Two straight seasons have ended with career-threatening injuries for Brian Gionta, as both of his biceps have torn, as unlikely an injury to repeat as there is. The tear in 2011-12 was worse than the one from last season's playoffs, but the surgery did put him at risk for not starting the season. That risk has been put aside, but there's always the bigger risk that cumulative injuries could slow Gionta down, as they seem to have done to Travis Moen.
Last season Gionta recovered well from surgery, scoring 14 goals in the shortened season, good for third on the Canadiens. Gionta did this while playing tough minutes with Plekanec, and remains the best defensive winger among the Habs' top-nine forwards.
But Gionta is 34 years old, and he'll be 35 in January. Can we really expect him to continue playing such a vital role on the Habs?
In the following graph, the blue line is Gionta's even-strength Fenwick percentage from 2007 to 2013, the red line is his team's even-strength Fenwick percentage without him on the ice, and the green line is Gionta's offensive-zone start percentage, giving us insight into his usage and role. All statistics are at even strength, and all are rolling 10-game averages. What this means is that aside from the first 10 points in the graph, every point represents a 10-game sample, giving us a better grasp of trends.
With all that information on one graph, it can look a little messy and be tough to decipher, so I've included trend lines for each statistic. To understand the trend lines, blue turns into black, red turns into yellow, and green turns into purple. The x-axis is simply the games to represent time, and the y-axis is the percentage in decimal form, and the placement of the y-axis is the beginning of the 2013 season.
Brian Gionta's career arc is an odd one, to be sure. When most players are in their prime, and he was in his scoring prime, he was used as an exploitation forward similar to David Desharnais on the New Jersey Devils. He was a possession beast in that role, with a wide gap between his numbers and the rest of the team when he was off the ice. As he grew older, he transitioned into being a tough-minutes defensive forward, but he's still able to produce 20+ goals in a season, sometimes even edging towards 30.
Gionta's possession performance has dropped from close to 55% Fenwick to around 52.5%, but the rate at which his role has become more difficult may explain that far better than any decline. Even so, if he is in decline and he's still able to produce positive possession in a tough-minutes role, who cares?

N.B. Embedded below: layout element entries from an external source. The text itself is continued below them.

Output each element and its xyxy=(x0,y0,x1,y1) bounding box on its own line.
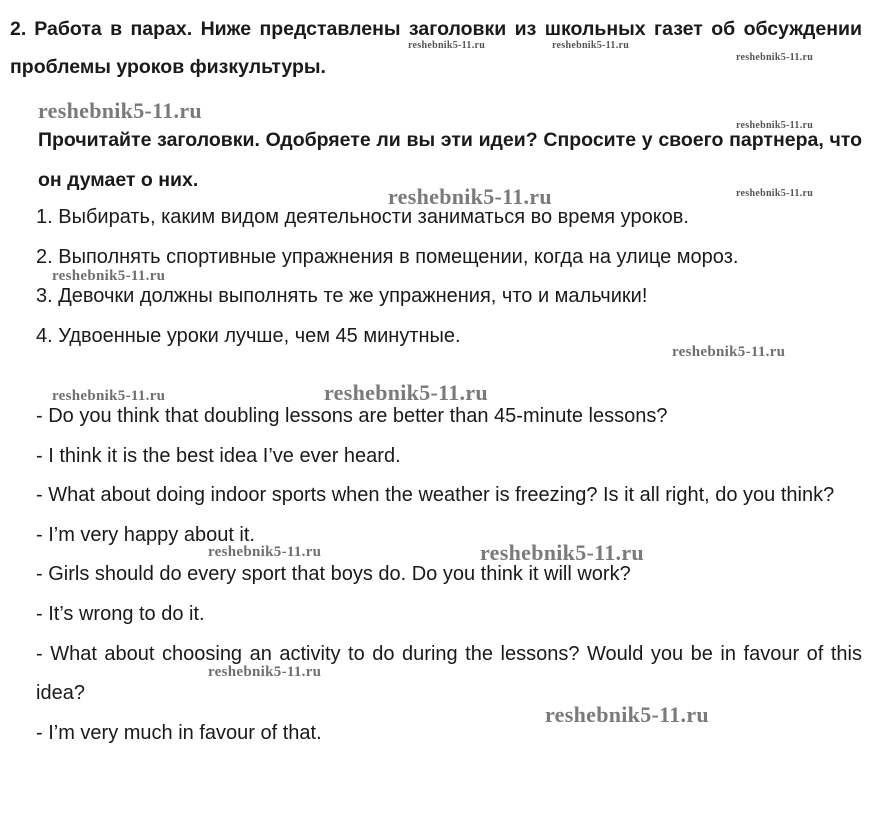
watermark: reshebnik5-11.ru xyxy=(736,52,814,63)
idea-item: 1. Выбирать, каким видом деятельности заниматься во время уроков. xyxy=(36,206,689,228)
watermark: reshebnik5-11.ru xyxy=(52,268,166,284)
dialogue-line: - Do you think that doubling lessons are better than 45-minute lessons? xyxy=(36,405,668,427)
idea-item: 2. Выполнять спортивные упражнения в помещении, когда на улице мороз. xyxy=(36,245,739,268)
dialogue-line: - What about doing indoor sports when the weather is freezing? Is it all right, do you think? xyxy=(36,484,835,507)
watermark: reshebnik5-11.ru xyxy=(38,98,202,123)
task-instruction: Прочитайте заголовки. Одобряете ли вы эти идеи? Спросите у своего партнера, что он думает о них. xyxy=(38,129,862,191)
watermark: reshebnik5-11.ru xyxy=(545,702,709,727)
dialogue-line: - I’m very happy about it. xyxy=(36,523,255,546)
dialogue xyxy=(36,397,862,753)
task-heading-text: Работа в парах. Ниже представлены заголовки из школьных газет об обсуждении проблемы уроков физкультуры. xyxy=(10,18,862,78)
dialogue-line: - I’m very much in favour of that. xyxy=(36,721,322,744)
watermark: reshebnik5-11.ru xyxy=(408,40,486,51)
watermark: reshebnik5-11.ru xyxy=(552,40,630,51)
dialogue-line: - What about choosing an activity to do during the lessons? Would you be in favour of this idea? xyxy=(36,642,862,705)
task-number: 2. xyxy=(10,18,27,40)
watermark: reshebnik5-11.ru xyxy=(736,120,814,131)
watermark: reshebnik5-11.ru xyxy=(324,380,488,405)
dialogue-line: - I think it is the best idea I’ve ever heard. xyxy=(36,444,401,467)
watermark: reshebnik5-11.ru xyxy=(672,344,786,360)
watermark: reshebnik5-11.ru xyxy=(52,388,166,404)
dialogue-line: - It’s wrong to do it. xyxy=(36,602,205,625)
watermark: reshebnik5-11.ru xyxy=(208,544,322,560)
dialogue-line: - Girls should do every sport that boys do. Do you think it will work? xyxy=(36,563,631,586)
idea-item: 3. Девочки должны выполнять те же упражнения, что и мальчики! xyxy=(36,285,648,307)
watermark: reshebnik5-11.ru xyxy=(736,188,814,199)
watermark: reshebnik5-11.ru xyxy=(208,664,322,680)
watermark: reshebnik5-11.ru xyxy=(480,540,644,565)
idea-item: 4. Удвоенные уроки лучше, чем 45 минутные. xyxy=(36,324,461,347)
watermark: reshebnik5-11.ru xyxy=(388,184,552,209)
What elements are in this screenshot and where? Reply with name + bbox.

Gionta is never going to hit 60 points again, but his pace of around 25 goals and 45 points from last season is a very good bar to set, especially if he continues to receive minutes on the powerplay. It may surprise some to hear it, but Brian Gionta is still the highest per-minute goal scorer on the powerplay that the Canadiens have. Gionta's predatory instincts around the goal mouth allow him to chip rebounds or tip pucks in, and he has maintained a 20% shooting percentage on the PP over the last three seasons.
Perhaps the most important impact of Gionta though, is the effect that he and Tomas Plekanec have on each other. When the two were apart over the last two seasons, both players were below 50% Corsi, but together they were around 52%, and they play tougher minutes together than they do apart. Putting two players together that have complementary skills yields great results.
If Gionta has a season similar to 2013 (minus the bicep tear), there is really no reason the Canadiens shouldn't retain his services for another contract, especially as it will likely come at a significant discount.